Did you hear the one about the Jewish feminist, the Methodist evangelical, and the first century gospel writer? It resulted in a great gift for the church. The Gospel of Luke by Amy-Jill Levine and Ben Witherington III is the first commentary of its kind. Amy-Jill provides a Jewish voice and Ben a Christian voice as they engage in a stimulating discussion with the Gospel. I like the way they say it “Ours is not a debating commentary; ours is a ‘come let us reason together and talk’ commentary.”
I have not yet read it in its entirety. But what I have read I find fascinating. The approach is novel. It is helpful for a critical reading of the text but not only that, this approach is helpful as a way of living. While it is important to express conflicting views rather than pretend they do not exist, they are able to maintain some sense of sensibility. The authors prefer to dialogue with respect for the text, for those who listen to the text, and for one another. Although they differ often, they exhibit a working friendship with peacemaking as a goal. I love the way they say this “Biblical studies should not be a contact sport, with its own sections of cheerleaders.” For me, it comes across as (apologies to Amy-Jill) a very Christian effort.

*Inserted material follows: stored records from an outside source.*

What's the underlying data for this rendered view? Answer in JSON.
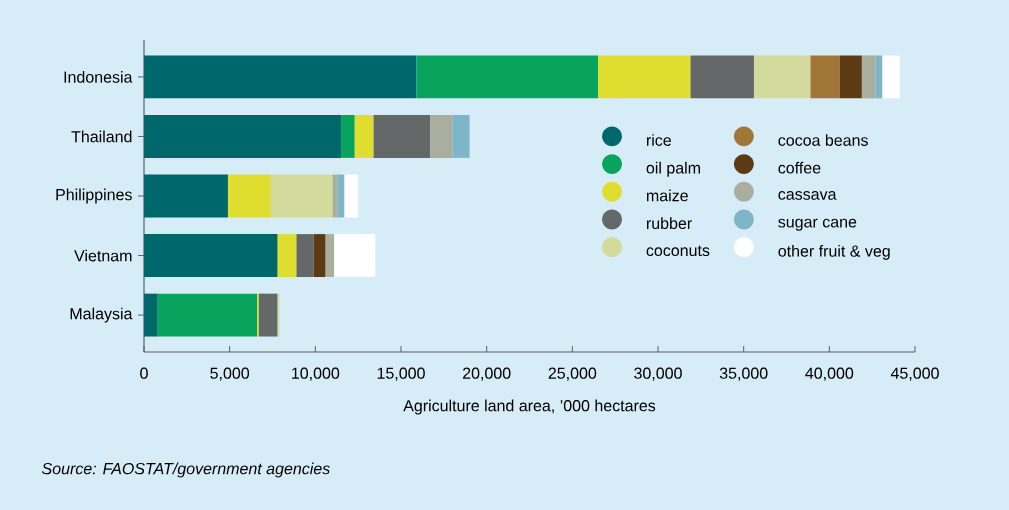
{
  "chart_data": {
    "type": "bar",
    "orientation": "horizontal",
    "stacked": true,
    "categories": [
      "Indonesia",
      "Thailand",
      "Philippines",
      "Vietnam",
      "Malaysia"
    ],
    "series": [
      {
        "name": "rice",
        "color": "#00676a",
        "values": [
          15900,
          11500,
          4900,
          7800,
          800
        ]
      },
      {
        "name": "oil palm",
        "color": "#08a45e",
        "values": [
          10600,
          800,
          null,
          null,
          5800
        ]
      },
      {
        "name": "maize",
        "color": "#dfdd2f",
        "values": [
          5400,
          1100,
          2500,
          1100,
          100
        ]
      },
      {
        "name": "rubber",
        "color": "#646868",
        "values": [
          3700,
          3300,
          null,
          1000,
          1100
        ]
      },
      {
        "name": "coconuts",
        "color": "#d2da9c",
        "values": [
          3300,
          null,
          3600,
          null,
          100
        ]
      },
      {
        "name": "cocoa beans",
        "color": "#a07737",
        "values": [
          1700,
          null,
          null,
          null,
          null
        ]
      },
      {
        "name": "coffee",
        "color": "#5c3b14",
        "values": [
          1300,
          null,
          null,
          700,
          null
        ]
      },
      {
        "name": "cassava",
        "color": "#aaae9e",
        "values": [
          800,
          1300,
          300,
          500,
          null
        ]
      },
      {
        "name": "sugar cane",
        "color": "#7fb6c7",
        "values": [
          400,
          1000,
          400,
          null,
          null
        ]
      },
      {
        "name": "other fruit & veg",
        "color": "#ffffff",
        "values": [
          1000,
          null,
          800,
          2400,
          null
        ]
      }
    ],
    "xlim": [
      0,
      45000
    ],
    "xticks": [
      0,
      {
        "value": 5000,
        "label": "5,000"
      },
      {
        "value": 10000,
        "label": "10,000"
      },
      {
        "value": 15000,
        "label": "15,000"
      },
      {
        "value": 20000,
        "label": "20,000"
      },
      {
        "value": 25000,
        "label": "25,000"
      },
      {
        "value": 30000,
        "label": "30,000"
      },
      {
        "value": 35000,
        "label": "35,000"
      },
      {
        "value": 40000,
        "label": "40,000"
      },
      {
        "value": 45000,
        "label": "45,000"
      }
    ],
    "xlabel": "Agriculture land area, ’000 hectares",
    "legend": "right",
    "grid": false,
    "annotations": [
      "*Source: FAOSTAT/government agencies*"
    ]
  }
}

Amy-Jill and Ben refer to the author as “Luke” without making a serious attempt to identify this “Luke.” They agree that “Luke” writes sometime during the second or third generation of Jesus followers. They agree that the Gospel is written to an ideal audience known as “Theophilus.” This recipient has insider information and already knows something about Jesus. Theophilus is a gentile who is familiar with Jewish scripture and has sympathy for the Roman presence.
Just as they make no strong effort to identify who “Luke” or “Theophilus” are, they do not discuss at length potential sources or synoptic relationships. Instead, they emphasize the text, which they would both encourage to be read out loud. Finally, both Amy-Jill and Ben agree that Luke writes with an agenda. And that is “to show how Jesus of Nazareth is the world’s preeminent teacher, healer, and savior who should be heeded, imitated, and finally worshipped.”
Perhaps what both authors want most is for readers to feel as if they are invited into the conversation.